If you're wondering how I am able to make this proclamation two months before the Severin release All Our Haunts Be Ours: A Compendium of Folk Horror is out... it'd be a dream if they somehow gave me an early release of the box set. Instead, late last week a mutual here noted that he saw the 4K restored movie via an online horror film festival known as Nightstream. Of course, it don't benefit anyone reading this now that this festival is ending tonight... it best fit my schedule to delay watching until yesterday, late in the evening. Even paying a premium theatrical ticket price to stream it on my laptop, I was happy to finally watch the movie. Waiting to view it in better than VHS quality was a real peach.
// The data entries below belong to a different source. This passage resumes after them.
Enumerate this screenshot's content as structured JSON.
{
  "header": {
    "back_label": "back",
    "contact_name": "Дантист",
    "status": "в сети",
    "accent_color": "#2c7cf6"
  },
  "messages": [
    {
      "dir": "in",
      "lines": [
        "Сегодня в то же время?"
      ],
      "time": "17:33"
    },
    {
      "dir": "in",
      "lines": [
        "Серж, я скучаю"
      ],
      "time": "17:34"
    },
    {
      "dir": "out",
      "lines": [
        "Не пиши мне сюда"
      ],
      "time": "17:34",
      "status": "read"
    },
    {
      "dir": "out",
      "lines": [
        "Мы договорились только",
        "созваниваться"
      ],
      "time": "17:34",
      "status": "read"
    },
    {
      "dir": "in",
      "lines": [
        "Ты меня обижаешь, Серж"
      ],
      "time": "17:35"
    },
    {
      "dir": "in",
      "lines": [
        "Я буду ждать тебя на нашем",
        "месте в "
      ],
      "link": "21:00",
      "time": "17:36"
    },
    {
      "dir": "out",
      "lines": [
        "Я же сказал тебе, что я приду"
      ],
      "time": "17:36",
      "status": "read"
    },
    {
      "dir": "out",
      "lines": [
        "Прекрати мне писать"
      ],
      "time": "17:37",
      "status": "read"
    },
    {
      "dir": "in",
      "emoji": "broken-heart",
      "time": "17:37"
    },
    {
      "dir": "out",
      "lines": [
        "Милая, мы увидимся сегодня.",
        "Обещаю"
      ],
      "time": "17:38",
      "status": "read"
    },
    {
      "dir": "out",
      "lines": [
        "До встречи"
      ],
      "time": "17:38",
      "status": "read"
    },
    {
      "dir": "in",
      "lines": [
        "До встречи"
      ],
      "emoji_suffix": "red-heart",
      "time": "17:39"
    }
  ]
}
Like most people, my knowledge of Eyes of Fire only began once people online compared it to The Witch... or The Vvitch. After all, its plot is that a 17th century preacher in Colonial America is too radical for the village he lives in—so he and his followers go out into the woods to try and form their own settlement, only there are Native American ghosts to deal with. Besides the initial premise of religious extremists being forced to leave a colony a few hundred years ago in what is now the United States only to be victim to supernatural happenings and at least one witch being present, this shares little with the Robert Eggers movie. That's alright as both are great at doing their thing in the folk horror realm. While the former only goes wild with the presence of Black Phillip, this has many nutty elements. Dirt is eaten, bizarre visions are seen... The Witch is a better film overall—then again, The Witch doesn't have someone that looks like Carrot Top, a synth score-from Brad Fiedel-or the mute grandfather from Silent Night, Deadly Night.
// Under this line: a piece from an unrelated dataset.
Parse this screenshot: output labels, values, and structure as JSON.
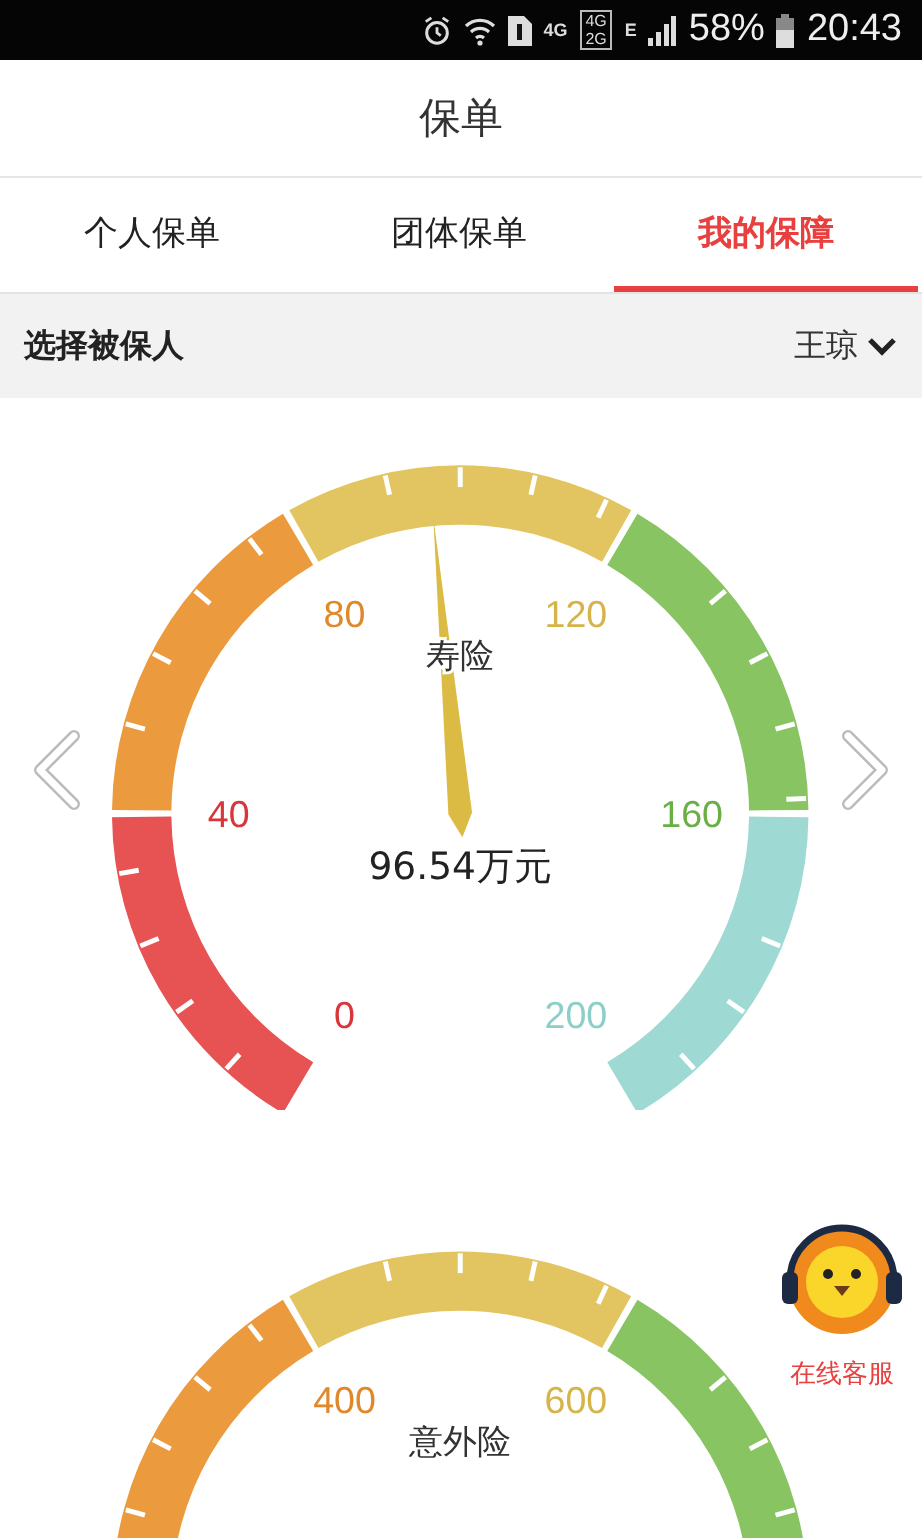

Eyes takes its time unfurling the story in front of the viewer. The group's banishment is shown then there are teases throughout of evil in the woods before the fit hits the shan. It has a thick atmosphere of dread, unique moments I haven't seen in any other folk horror, low-fi effects that (mostly) still work in these modern times, psychedelic bits, and more. While I've been interested for years in checking this out, waiting until the print could be viewed as intended was a fortuitous decision on my part.